Initially, police said that the teens couldn’t or wouldn’t be charged because Florida does not have a law mandating that someone offer aid to another person in distress. However, there has been a storm of public outrage since video of Jamel Dunn, 31, drowning on July 9 became public.
“I feel like something should be done to [the teens],” Dunn’s sister Simone McIntosh said in a Facebook Live video that she posted Thursday. “I don’t care if it’s probation or something; it just needs to be an eye-opener. A lesson learned.
“If they can sit there and watch somebody die in front of their eyes, imagine what they’re going to do when they get older. Where’s the morals?” she added.
As previously reported on The Root, the five boys—who are between the ages of 14 and 16—can be heard laughing as Dunn tries to stay afloat in a pond near his family home. CNN reports:
The teens can be heard warning the man that he was “going to die” and they were not going to help him. At one point, one of the teen boys can be heard laughing, saying “he dead.”
Instead of calling for help, the teens recorded the incident on a cell phone, chuckling during the victim’s final moments.
They posted video of the incident on YouTube and did not alert authorities.

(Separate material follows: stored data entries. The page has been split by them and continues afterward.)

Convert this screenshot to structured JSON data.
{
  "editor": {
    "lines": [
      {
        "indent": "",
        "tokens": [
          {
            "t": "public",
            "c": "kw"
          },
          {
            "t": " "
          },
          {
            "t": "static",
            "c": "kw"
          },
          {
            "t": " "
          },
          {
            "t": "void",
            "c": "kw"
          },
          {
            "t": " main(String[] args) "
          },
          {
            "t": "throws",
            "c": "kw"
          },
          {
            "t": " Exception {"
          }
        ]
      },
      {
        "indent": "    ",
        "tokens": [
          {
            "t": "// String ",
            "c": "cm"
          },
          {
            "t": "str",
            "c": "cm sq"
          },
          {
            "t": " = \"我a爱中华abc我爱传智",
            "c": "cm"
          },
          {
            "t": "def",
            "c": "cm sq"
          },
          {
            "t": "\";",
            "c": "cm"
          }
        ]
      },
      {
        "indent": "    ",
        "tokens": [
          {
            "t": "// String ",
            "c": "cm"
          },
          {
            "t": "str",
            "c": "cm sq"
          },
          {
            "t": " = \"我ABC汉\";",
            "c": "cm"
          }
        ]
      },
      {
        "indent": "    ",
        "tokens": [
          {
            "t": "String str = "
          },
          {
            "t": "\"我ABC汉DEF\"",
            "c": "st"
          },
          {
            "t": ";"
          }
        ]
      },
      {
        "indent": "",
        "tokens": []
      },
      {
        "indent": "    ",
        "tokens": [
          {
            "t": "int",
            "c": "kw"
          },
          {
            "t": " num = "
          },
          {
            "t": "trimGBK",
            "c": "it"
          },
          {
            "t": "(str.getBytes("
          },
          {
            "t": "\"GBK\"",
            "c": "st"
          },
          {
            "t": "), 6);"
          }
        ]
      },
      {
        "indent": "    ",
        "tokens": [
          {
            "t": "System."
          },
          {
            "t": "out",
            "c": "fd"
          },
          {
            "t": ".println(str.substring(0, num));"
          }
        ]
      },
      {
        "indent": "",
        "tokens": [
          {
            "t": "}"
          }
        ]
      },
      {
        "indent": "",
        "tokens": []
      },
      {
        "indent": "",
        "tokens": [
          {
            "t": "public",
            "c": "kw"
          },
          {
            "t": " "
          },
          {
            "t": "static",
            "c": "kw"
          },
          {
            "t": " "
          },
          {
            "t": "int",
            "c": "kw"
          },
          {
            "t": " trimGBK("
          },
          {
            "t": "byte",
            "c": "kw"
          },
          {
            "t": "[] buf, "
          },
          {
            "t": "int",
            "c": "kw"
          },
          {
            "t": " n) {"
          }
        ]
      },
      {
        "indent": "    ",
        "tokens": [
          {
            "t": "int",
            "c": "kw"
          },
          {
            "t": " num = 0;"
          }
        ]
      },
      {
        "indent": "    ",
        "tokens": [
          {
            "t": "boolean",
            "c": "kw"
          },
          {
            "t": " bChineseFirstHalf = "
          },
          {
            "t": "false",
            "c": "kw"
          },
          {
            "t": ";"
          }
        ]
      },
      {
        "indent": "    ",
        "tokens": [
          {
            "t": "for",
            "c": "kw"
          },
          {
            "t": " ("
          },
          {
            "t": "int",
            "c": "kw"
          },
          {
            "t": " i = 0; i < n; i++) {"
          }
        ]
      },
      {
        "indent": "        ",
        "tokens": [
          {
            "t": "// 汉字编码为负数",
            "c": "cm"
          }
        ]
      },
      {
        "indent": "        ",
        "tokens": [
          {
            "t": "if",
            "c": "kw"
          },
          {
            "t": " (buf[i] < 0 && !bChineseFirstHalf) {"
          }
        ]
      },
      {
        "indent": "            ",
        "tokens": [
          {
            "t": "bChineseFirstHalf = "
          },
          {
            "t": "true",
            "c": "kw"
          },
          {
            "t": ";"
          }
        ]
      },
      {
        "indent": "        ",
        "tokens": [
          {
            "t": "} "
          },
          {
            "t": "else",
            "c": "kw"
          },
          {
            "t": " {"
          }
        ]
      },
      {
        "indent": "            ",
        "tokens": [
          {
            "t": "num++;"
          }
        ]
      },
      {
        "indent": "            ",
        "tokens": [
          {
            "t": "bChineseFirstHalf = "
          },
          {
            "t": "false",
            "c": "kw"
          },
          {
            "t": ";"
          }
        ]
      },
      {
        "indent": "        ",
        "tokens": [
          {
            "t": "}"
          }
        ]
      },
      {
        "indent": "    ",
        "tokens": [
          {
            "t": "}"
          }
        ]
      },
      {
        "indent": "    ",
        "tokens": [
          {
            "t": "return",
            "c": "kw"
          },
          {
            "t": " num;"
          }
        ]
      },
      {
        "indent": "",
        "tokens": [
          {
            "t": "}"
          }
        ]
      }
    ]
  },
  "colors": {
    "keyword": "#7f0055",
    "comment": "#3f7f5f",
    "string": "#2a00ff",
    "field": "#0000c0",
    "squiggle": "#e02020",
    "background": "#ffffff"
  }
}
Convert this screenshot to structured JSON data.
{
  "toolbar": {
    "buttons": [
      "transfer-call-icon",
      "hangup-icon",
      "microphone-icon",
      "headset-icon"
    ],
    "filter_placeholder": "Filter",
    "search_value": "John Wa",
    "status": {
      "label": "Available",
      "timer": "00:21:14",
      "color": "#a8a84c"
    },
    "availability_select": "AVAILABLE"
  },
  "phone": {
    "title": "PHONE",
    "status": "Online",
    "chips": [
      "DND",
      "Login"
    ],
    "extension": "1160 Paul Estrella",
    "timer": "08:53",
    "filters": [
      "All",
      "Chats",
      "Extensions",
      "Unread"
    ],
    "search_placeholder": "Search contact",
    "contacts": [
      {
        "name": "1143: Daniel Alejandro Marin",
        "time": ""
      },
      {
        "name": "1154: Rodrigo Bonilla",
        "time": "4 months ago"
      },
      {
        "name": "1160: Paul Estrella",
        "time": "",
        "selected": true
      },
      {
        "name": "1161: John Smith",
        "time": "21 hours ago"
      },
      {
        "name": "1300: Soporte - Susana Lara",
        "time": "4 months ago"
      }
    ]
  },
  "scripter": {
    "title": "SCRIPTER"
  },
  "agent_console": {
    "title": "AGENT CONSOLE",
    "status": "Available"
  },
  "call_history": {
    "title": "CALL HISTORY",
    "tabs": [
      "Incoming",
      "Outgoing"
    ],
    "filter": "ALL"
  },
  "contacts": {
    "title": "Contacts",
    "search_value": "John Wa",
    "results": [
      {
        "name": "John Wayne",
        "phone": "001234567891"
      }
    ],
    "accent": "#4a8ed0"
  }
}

Dunn’s family initially filed a missing person’s report on July 12, three days after he had already drowned. His body was recovered from the water on July 14.
The teens’ names have not been released, but police say that at least one of them “expressed no remorse.”
“Just why didn’t you call for help?” asked McIntosh. “Even if you didn’t physically go in and help him, why didn’t you just make a phone call to get him help, someone who can help him? All it took is one call, one second, and a life could have been saved. He clearly screamed for help not once, not twice, but three times.”
McIntosh and the police chief hope to change legislation in light of Dunn’s horrific death.
In the meantime, the state attorney will decide whether to file the misdemeanor charges against the teens.